Will it do tracking of my specific expenditures, or is it purely a "this is what I ought to spend" thing?
Should I just shut up and try it?
posted by Just this guy, y'know at 5:27 AM on January 19, 2016


You may as well try it considering there's still a free trial (they will sunset YNAB4 at the end of this year).

But no, it won't auto-sync with your bank. You either have to enter everything in or import statements manually.

It absolutely does track specific expenditures and let you run reports. It's not great about tracking split expenses or navigating multiple accounts, but I get around those problems using hashtags in the memo field (so I can easily search for a subset of transactions) and setting up my master categories by account (so I can easily eyeball if the budgeted total matches the account total).

I use YNAB but I only like it, I don't love it. My main gripe is how they shoehorn you into their vision for what your finances should look like, instead of creating a more robust tool that fits your circumstances. For example, the way they handle credit card usage is cumbersome because they (used to) think you shouldn't be using credit cards, even if you pay them off in full every month (to be fair, they've changed this for the SaaS version). There is basically no built-in support for joint or multiple accounts or for multiple currencies or even for reimbursed work expenses. You have to find your own ways to track that stuff and it's all possible, but sometimes clunky.
posted by mama casserole at 5:41 AM on January 19, 2016


I'm seeing that at the moment.
I'm trying to get it to deal with various different types of accounts and especially credit cards. It seems like it could be better. But I like it so far.
posted by Just this guy, y'know at 5:50 AM on January 19, 2016 [1 favorite]
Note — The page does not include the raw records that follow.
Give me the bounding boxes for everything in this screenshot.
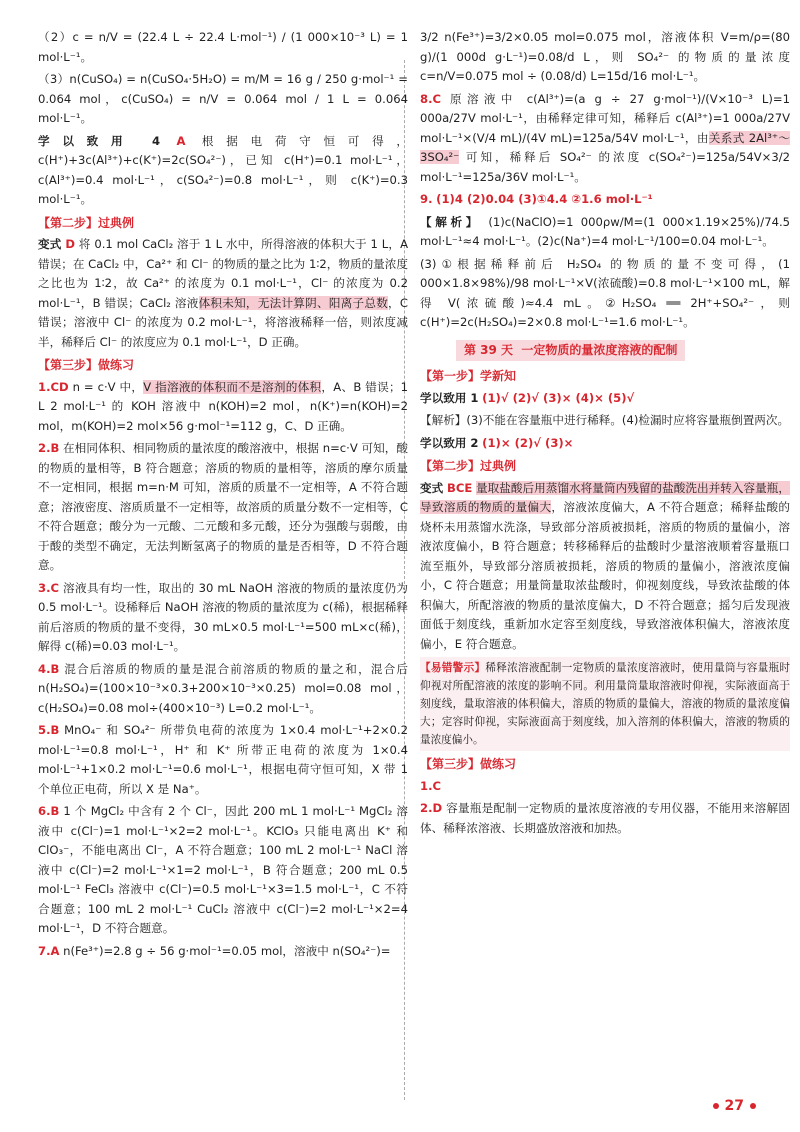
practice-1	[420, 777, 790, 797]
xy1-answers: (1)√ (2)√ (3)× (4)× (5)√	[482, 390, 635, 405]
q2-number: 2.B	[38, 441, 60, 455]
q3-text: 溶液具有均一性，取出的 30 mL NaOH 溶液的物质的量浓度仍为 0.5 mol·L⁻¹。设稀释后 NaOH 溶液的物质的量浓度为 c(稀)，根据稀释前后溶质的物质的量不变得，30 mL×0.5 mol·L⁻¹=500 mL×c(稀)，解得 c(稀)=0.03 mol·L⁻¹。	[38, 580, 408, 653]
q5-number: 5.B	[38, 723, 60, 737]
q5-paragraph	[38, 721, 408, 799]
variant-right-answer: BCE	[447, 480, 473, 495]
xy2-paragraph	[420, 434, 790, 454]
warning-note	[420, 657, 790, 751]
variant-text-b: ，C 错误；溶液中 Cl⁻ 的浓度为 0.2 mol·L⁻¹，将溶液稀释一倍，则浓度减半，稀释后 Cl⁻ 的浓度应为 0.1 mol·L⁻¹，D 正确。	[38, 295, 408, 349]
q9-answers: (1)4 (2)0.04 (3)①4.4 ②1.6 mol·L⁻¹	[436, 192, 653, 206]
formula-2: （2）c = n/V = (22.4 L ÷ 22.4 L·mol⁻¹) / (1 000×10⁻³ L) = 1 mol·L⁻¹。	[38, 30, 408, 64]
step3-heading: 【第三步】做练习	[38, 358, 135, 372]
warning-label: 【易错警示】	[420, 662, 486, 674]
day-number: 第 39 天	[464, 342, 514, 357]
q9-answer-line	[420, 190, 790, 210]
right-column	[420, 28, 790, 841]
q1-highlight: V 指溶液的体积而不是溶剂的体积	[143, 379, 322, 394]
variant-right-label: 变式	[420, 480, 444, 495]
q8-text-a: 原溶液中 c(Al³⁺)=(a g ÷ 27 g·mol⁻¹)/(V×10⁻³ L)=1 000a/27V mol·L⁻¹，由稀释定律可知，稀释后 c(Al³⁺)=1 000a/27V mol·L⁻¹×(V/4 mL)/(4V mL)=125a/54V mol·L⁻¹，由	[420, 91, 791, 145]
practice-2-number: 2.D	[420, 801, 443, 815]
page-number	[707, 1098, 762, 1114]
q8-number: 8.C	[420, 91, 441, 106]
xy4-text: 根据电荷守恒可得，c(H⁺)+3c(Al³⁺)+c(K⁺)=2c(SO₄²⁻)，已知 c(H⁺)=0.1 mol·L⁻¹，c(Al³⁺)=0.4 mol·L⁻¹，c(SO₄²⁻)=0.8 mol·L⁻¹，则 c(K⁺)=0.3 mol·L⁻¹。	[38, 133, 408, 206]
xy1-paragraph	[420, 389, 790, 409]
q9-analysis-2: (3)①根据稀释前后 H₂SO₄ 的物质的量不变可得，(1 000×1.8×98%)/98 mol·L⁻¹×V(浓硫酸)=0.8 mol·L⁻¹×100 mL，解得 V(浓硫酸)≈4.4 mL。②H₂SO₄ ══ 2H⁺+SO₄²⁻，则 c(H⁺)=2c(H₂SO₄)=2×0.8 mol·L⁻¹=1.6 mol·L⁻¹。	[420, 256, 790, 329]
step3-heading-right: 【第三步】做练习	[420, 757, 517, 771]
practice-1-number: 1.C	[420, 778, 441, 793]
q1-text-b: ，A、B 错误；1 L 2 mol·L⁻¹ 的 KOH 溶液中 n(KOH)=2 mol，n(K⁺)=n(KOH)=2 mol，m(KOH)=2 mol×56 g·mol⁻¹=112 g，C、D 正确。	[38, 379, 408, 433]
variant-right-text: ，溶液浓度偏大，A 不符合题意；稀释盐酸的烧杯未用蒸馏水洗涤，导致部分溶质被损耗，溶质的物质的量偏小，溶液浓度偏小，B 符合题意；转移稀释后的盐酸时少量溶液顺着容量瓶口流至瓶外，导致部分溶质被损耗，溶质的物质的量偏小，溶液浓度偏小，C 符合题意；用量筒量取浓盐酸时，仰视刻度线，导致浓盐酸的体积偏大，所配溶液的物质的量浓度偏大，D 不符合题意；摇匀后发现液面低于刻度线，重新加水定容至刻度线，导致溶液体积偏大，溶液浓度偏小，E 符合题意。	[420, 500, 790, 651]
left-column	[38, 28, 408, 964]
variant-right-highlight: 量取盐酸后用蒸馏水将量筒内残留的盐酸洗出并转入容量瓶，导致溶质的物质的量偏大	[420, 480, 790, 514]
practice-2	[420, 799, 790, 838]
xy1-label: 学以致用 1	[420, 390, 479, 405]
step1-heading: 【第一步】学新知	[420, 369, 517, 383]
q5-text: MnO₄⁻ 和 SO₄²⁻ 所带负电荷的浓度为 1×0.4 mol·L⁻¹+2×0.2 mol·L⁻¹=0.8 mol·L⁻¹，H⁺ 和 K⁺ 所带正电荷的浓度为 1×0.4 mol·L⁻¹+1×0.2 mol·L⁻¹=0.6 mol·L⁻¹，根据电荷守恒可知，X 带 1 个单位正电荷，所以 X 是 Na⁺。	[38, 723, 408, 796]
q6-text: 1 个 MgCl₂ 中含有 2 个 Cl⁻，因此 200 mL 1 mol·L⁻¹ MgCl₂ 溶液中 c(Cl⁻)=1 mol·L⁻¹×2=2 mol·L⁻¹。KClO₃ 只能电离出 K⁺ 和 ClO₃⁻，不能电离出 Cl⁻，A 不符合题意；100 mL 2 mol·L⁻¹ NaCl 溶液中 c(Cl⁻)=2 mol·L⁻¹×1=2 mol·L⁻¹，B 符合题意；200 mL 0.5 mol·L⁻¹ FeCl₃ 溶液中 c(Cl⁻)=0.5 mol·L⁻¹×3=1.5 mol·L⁻¹，C 不符合题意；100 mL 2 mol·L⁻¹ CuCl₂ 溶液中 c(Cl⁻)=2 mol·L⁻¹×2=4 mol·L⁻¹，D 不符合题意。	[38, 804, 409, 935]
q4-number: 4.B	[38, 661, 60, 676]
q6-number: 6.B	[38, 804, 60, 818]
q2-text: 在相同体积、相同物质的量浓度的酸溶液中，根据 n=c·V 可知，酸的物质的量相等，B 符合题意；溶质的物质的量相等，溶质的摩尔质量不一定相同，根据 m=n·M 可知，溶质的质量不一定相等，A 不符合题意；溶液密度、溶质质量不一定相等，故溶质的质量分数不一定相等，C 不符合题意；酸分为一元酸、二元酸和多元酸，还分为强酸与弱酸，由于酸的类型不确定，无法判断氢离子的物质的量是否相等，D 不符合题意。	[38, 441, 408, 572]
xy1-analysis: 【解析】(3)不能在容量瓶中进行稀释。(4)检漏时应将容量瓶倒置两次。	[420, 413, 790, 427]
q9-analysis-label: 【解析】	[420, 214, 481, 229]
variant-answer: D	[65, 237, 75, 251]
q4-text: 混合后溶质的物质的量是混合前溶质的物质的量之和，混合后 n(H₂SO₄)=(100×10⁻³×0.3+200×10⁻³×0.25) mol=0.08 mol，c(H₂SO₄)=0.08 mol÷(400×10⁻³) L=0.2 mol·L⁻¹。	[38, 661, 408, 715]
q9-analysis-1	[420, 213, 790, 252]
day-title: 一定物质的量浓度溶液的配制	[521, 342, 678, 357]
variant-text-a: 将 0.1 mol CaCl₂ 溶于 1 L 水中，所得溶液的体积大于 1 L，A 错误；在 CaCl₂ 中，Ca²⁺ 和 Cl⁻ 的物质的量之比为 1∶2，物质的量浓度之比也为 1∶2，故 Ca²⁺ 的浓度为 0.1 mol·L⁻¹，Cl⁻ 的浓度为 0.2 mol·L⁻¹，B 错误；CaCl₂ 溶液	[38, 237, 409, 310]
formula-3: （3）n(CuSO₄) = n(CuSO₄·5H₂O) = m/M = 16 g / 250 g·mol⁻¹ = 0.064 mol，c(CuSO₄) = n/V = 0.064 mol / 1 L = 0.064 mol·L⁻¹。	[38, 72, 408, 125]
q4-paragraph	[38, 660, 408, 719]
q8-highlight: 关系式 2Al³⁺～3SO₄²⁻	[420, 130, 791, 164]
variant-right-paragraph	[420, 479, 790, 655]
q7-continued: 3/2 n(Fe³⁺)=3/2×0.05 mol=0.075 mol，溶液体积 V=m/ρ=(80 g)/(1 000d g·L⁻¹)=0.08/d L，则 SO₄²⁻ 的物质的量浓度 c=n/V=0.075 mol ÷ (0.08/d) L=15d/16 mol·L⁻¹。	[420, 30, 790, 83]
xy2-label: 学以致用 2	[420, 435, 479, 450]
dot-icon	[750, 1103, 756, 1109]
q3-paragraph	[38, 579, 408, 657]
xy4-paragraph	[38, 132, 408, 210]
q7-text: n(Fe³⁺)=2.8 g ÷ 56 g·mol⁻¹=0.05 mol，溶液中 n(SO₄²⁻)=	[63, 943, 391, 958]
variant-label: 变式	[38, 237, 62, 251]
q7-number: 7.A	[38, 943, 60, 958]
practice-2-text: 容量瓶是配制一定物质的量浓度溶液的专用仪器，不能用来溶解固体、稀释浓溶液、长期盛放溶液和加热。	[420, 801, 790, 835]
q2-paragraph	[38, 439, 408, 576]
day-heading	[420, 336, 790, 364]
q1-paragraph	[38, 378, 408, 437]
q7-paragraph	[38, 942, 408, 962]
q3-number: 3.C	[38, 580, 59, 595]
day-badge	[456, 340, 685, 362]
step2-heading-right: 【第二步】过典例	[420, 459, 517, 473]
q1-number: 1.CD	[38, 379, 69, 394]
page-number-text: 27	[724, 1098, 744, 1114]
variant-paragraph	[38, 235, 408, 352]
q8-text-b: 可知，稀释后 SO₄²⁻ 的浓度 c(SO₄²⁻)=125a/54V×3/2 mol·L⁻¹=125a/36V mol·L⁻¹。	[420, 150, 790, 184]
dot-icon	[713, 1103, 719, 1109]
step2-heading: 【第二步】过典例	[38, 215, 135, 230]
q6-paragraph	[38, 802, 408, 939]
q9-number: 9.	[420, 192, 433, 206]
q9-analysis-text-1: (1)c(NaClO)=1 000ρw/M=(1 000×1.19×25%)/74.5 mol·L⁻¹≈4 mol·L⁻¹。(2)c(Na⁺)=4 mol·L⁻¹/100=0.04 mol·L⁻¹。	[420, 214, 791, 248]
q1-text-a: n = c·V 中，	[72, 379, 144, 394]
variant-highlight: 体积未知，无法计算阴、阳离子总数	[198, 295, 389, 310]
xy4-answer: A	[176, 133, 186, 148]
xy4-label: 学以致用 4	[38, 133, 161, 148]
q8-paragraph	[420, 90, 790, 188]
xy2-answers: (1)× (2)√ (3)×	[482, 435, 574, 450]
warning-text: 稀释浓溶液配制一定物质的量浓度溶液时，使用量筒与容量瓶时仰视对所配溶液的浓度的影响不同。利用量筒量取溶液时仰视，实际液面高于刻度线，量取溶液的体积偏大，溶质的物质的量偏大，溶液的物质的量浓度偏大；定容时仰视，实际液面高于刻度线，加入溶剂的体积偏大，溶液的物质的量浓度偏小。	[420, 662, 791, 746]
YNAB can have a bit of a learning curve, and the new cloud version still has some kinks in it since they just launched it. It will probably get smoother. If you find yourself having questions as you are trying it out, there is a really active (if kind of messy) forum of YNAB users where people talk about the software and the method in super detail. You have to register to get access but it's free. The YNAB subreddit is also a pretty good resource.
posted by aka burlap at 7:02 AM on January 19, 2016


Will it do tracking of my specific expenditures, or is it purely a "this is what I ought to spend" thing?


The new YNAB does support bank importing but their philosophy is that you input your own transactions so that you actually know where every dollar you spend goes. This is what makes having the mobile apps so handy. You track the money the minute you spend it.

You set your own budget (you can read about the "envelope system" for more info on this philosophy). Give every dollar a job in your budget. The idea is that once you budget your expenses for the month, you have enough left over (even if it's $50) to put into a "Do Not Spend" category. If you overspend on, say, restaurants, you have to decide whether to cover that money with the Do Not Spend money, or money from another category, like entertainment.

The Reddit sub is great, and YNAB itself has a ton of videos on their get-out-of-debt philosophy and how the software works.
posted by Brittanie at 7:16 AM on January 19, 2016


I'm not thrilled about the new subscription model, but I will say that the new YNAB deals with credit cards much, much better than the old one. It's a difference that may end up winning me over.